PROJECT SUMMARY
Differentiation of myeloid progenitor cells produces a wide variety of downstream effector cells that are
integral components of the innate immune system. During hematopoiesis, monocytes are produced as
surveillance units, waiting to receive signals from cytokines identifying regions of inflammation or infection.
Induction of differentiation may produce dendritic cells or macrophages, dependent on the signals received,
and inflammatory conditions are associated with the release of DNA damaging agents that could potentially
impact the function of immune cells. But the mechanisms involved in protecting the differentiated effector
cells from DNA damage is relatively under-investigated, particularly for dendritic cells. Therefore, in this
proposal we investigate how DNA damage and repair affect the differentiation and activation of dendritic
cells. Our preliminary data indicate a major deficiency in the nucleotide excision repair (NER) pathway in
dendritic cells, whereas other pathways, including non-homologous end joining and base excision repair
remain proficient.
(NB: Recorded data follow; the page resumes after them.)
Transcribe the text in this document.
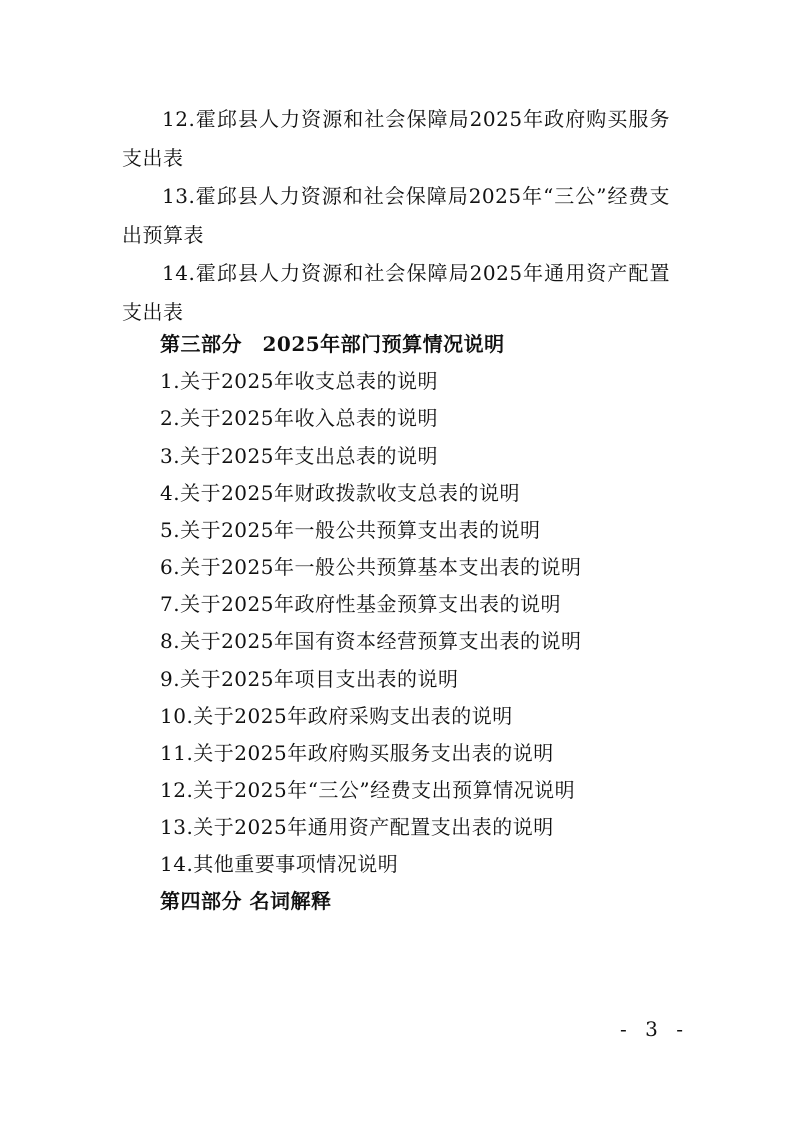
12.霍邱县人力资源和社会保障局2025年政府购买服务支出表
13.霍邱县人力资源和社会保障局2025年“三公”经费支出预算表
14.霍邱县人力资源和社会保障局2025年通用资产配置支出表
第三部分　2025年部门预算情况说明
1.关于2025年收支总表的说明
2.关于2025年收入总表的说明
3.关于2025年支出总表的说明
4.关于2025年财政拨款收支总表的说明
5.关于2025年一般公共预算支出表的说明
6.关于2025年一般公共预算基本支出表的说明
7.关于2025年政府性基金预算支出表的说明
8.关于2025年国有资本经营预算支出表的说明
9.关于2025年项目支出表的说明
10.关于2025年政府采购支出表的说明
11.关于2025年政府购买服务支出表的说明
12.关于2025年“三公”经费支出预算情况说明
13.关于2025年通用资产配置支出表的说明
14.其他重要事项情况说明
第四部分 名词解释
- 3 -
Since these pathways specialize in the repair of different types of DNA damage, these
data suggest that dendritic cells may be more sensitive to some DNA damaging agents than others. The
goals of this proposal are to determine the role of DNA repair during the differentiation and activation of
dendritic cells and to determine the effect of dysregulation of the NER pathway on the ability to mount an
inflammatory response in the lung. I hypothesize that DNA repair plays a critical role in the differentiation
and the function of dendritic cells and that dysregulation of DNA repair diminishes the ability of dendritic cells
to activate T cells. In order to study this, I will first determine the effect of DNA damage on the differentiation
and activation of dendritic cells. By first isolating human monocytes and then challenging them with a panel
of DNA damaging agents during differentiation, I will determine how specific types of DNA damage affect the
differentiation of dendritic cells and their ability of to activate T cells in vitro. To determine how inefficient
DNA repair affects dendritic cell differentiation and function in vivo, I will investigate the ability of mice
deficient in the NER gene, XPC, to induce an inflammatory response after exposure to the immunogenic
agent poly(I:C). Analysis of cytokines and cell infiltrates into the bronchoalveolar lavage fluid and intact lung
tissue will be utilized in order to determine the change in dendritic cell and T cell activation compared to WT
controls. Completion of this project will yield new insights into the roles of DNA damage and repair in
dendritic cell differentiation and function, and will provide a foundation for understanding and possibly
controlling immune responses in patients, particularly under conditions that promote DNA damage including
cancer therapy, inflammation, and inhaled toxicants.